The tao that can be told
is not the eternal Tao.
The only advice I got on Taoist meditation was: try not to try not to think. There are things you’re just never going to accomplish if you really put your head to them.
When I gave my friend this book, he complained of the poem-like verses, said he wished I would write stories to explain them instead (my 81 instalments is a bit of a friendly nod to that). But the reality is, this the ineffable baby! You can write treatises on it and never get it. Insight comes from the stripping away of the intellect not the furiously working of it.

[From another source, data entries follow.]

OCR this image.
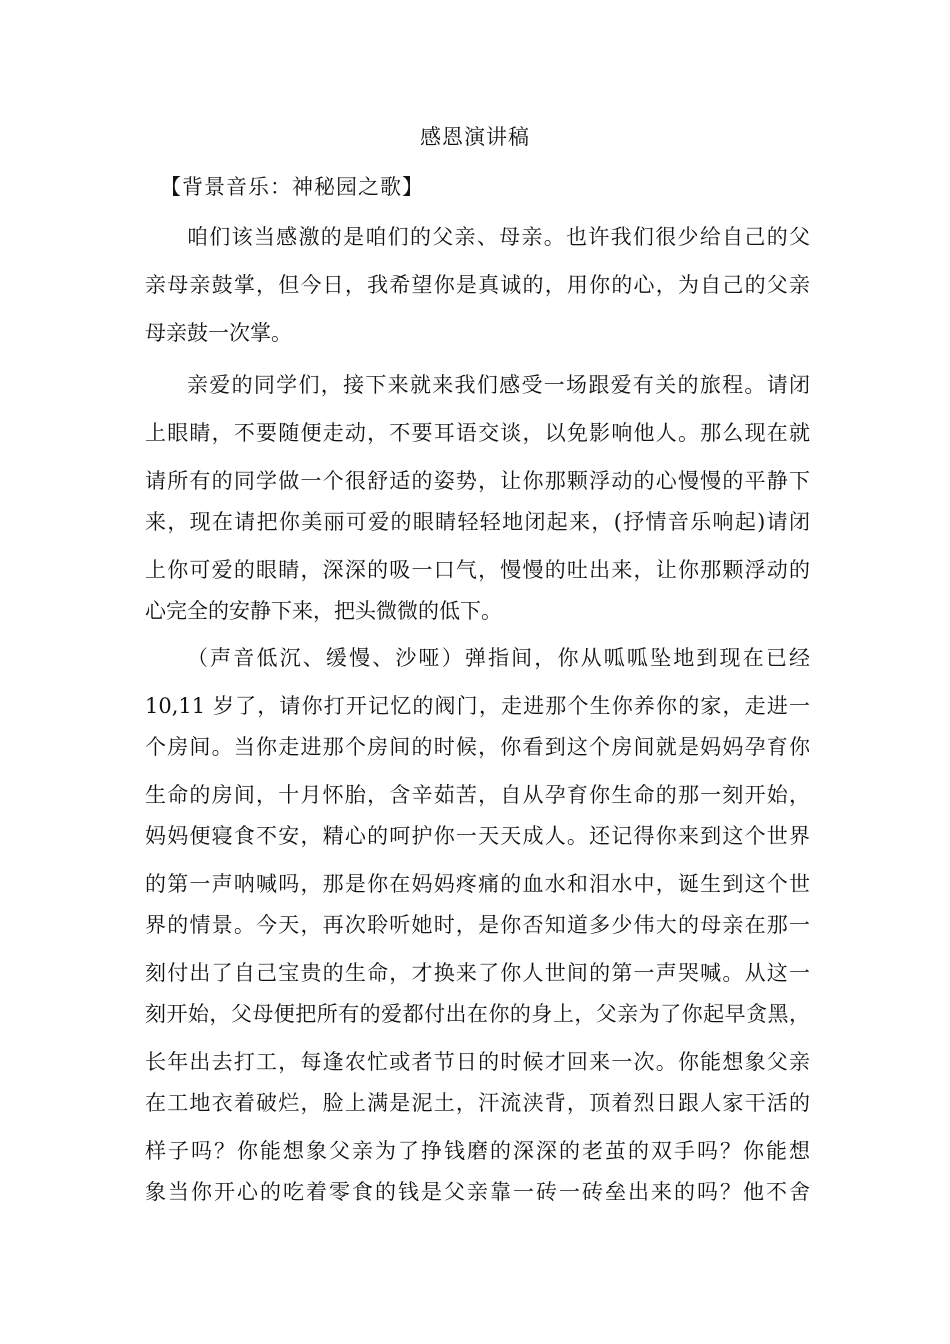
感恩演讲稿
【背景音乐：神秘园之歌】
咱们该当感激的是咱们的父亲、母亲。也许我们很少给自己的父
亲母亲鼓掌，但今日，我希望你是真诚的，用你的心，为自己的父亲
母亲鼓一次掌。
亲爱的同学们，接下来就来我们感受一场跟爱有关的旅程。请闭
上眼睛，不要随便走动，不要耳语交谈，以免影响他人。那么现在就
请所有的同学做一个很舒适的姿势，让你那颗浮动的心慢慢的平静下
来，现在请把你美丽可爱的眼睛轻轻地闭起来，(抒情音乐响起)请闭
上你可爱的眼睛，深深的吸一口气，慢慢的吐出来，让你那颗浮动的
心完全的安静下来，把头微微的低下。
（声音低沉、缓慢、沙哑）弹指间，你从呱呱坠地到现在已经
10,11 岁了，请你打开记忆的阀门，走进那个生你养你的家，走进一
个房间。当你走进那个房间的时候，你看到这个房间就是妈妈孕育你
生命的房间，十月怀胎，含辛茹苦，自从孕育你生命的那一刻开始，
妈妈便寝食不安，精心的呵护你一天天成人。还记得你来到这个世界
的第一声呐喊吗，那是你在妈妈疼痛的血水和泪水中，诞生到这个世
界的情景。今天，再次聆听她时，是你否知道多少伟大的母亲在那一
刻付出了自己宝贵的生命，才换来了你人世间的第一声哭喊。从这一
刻开始，父母便把所有的爱都付出在你的身上，父亲为了你起早贪黑，
长年出去打工，每逢农忙或者节日的时候才回来一次。你能想象父亲
在工地衣着破烂，脸上满是泥土，汗流浃背，顶着烈日跟人家干活的
样子吗？你能想象父亲为了挣钱磨的深深的老茧的双手吗？你能想
象当你开心的吃着零食的钱是父亲靠一砖一砖垒出来的吗？他不舍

It’s one of the things I love about poetry (and twitter, actually) the distillation tends to get the busy brain out of the way and get right to the heart of it. My favourite haiku (by Basho):
Even in Koyoto
Hearing the cuckoo’s cry
I long for Koyoto
…takes my breath away every time I hear it. Now I could expound thousands of words explaining the simultaneous feelings of spiritual longing and connection, and all the deep passion and paradox and beauty in the haiku – which you would probably just smile and nod politely over anyway. But if you get it, you GET it.
If you’ve had that moment, your heart cries YES to this poem. If you haven’t, it will stick with you somehow, and perhaps years from now, you will have that moment and this haiku will come back to you (and you’ll be madly google-ing to try and find it again).
If you truly, deeply understand something, it’s simply and you can say it in a few words, or in a smile, a look, a laugh. If you lay a lot of words on it, you’re talking around it, of it, but it isn’t IT. The tao that can be told, well, that isn’t quite it.
So try not to try not to think, just let the words be.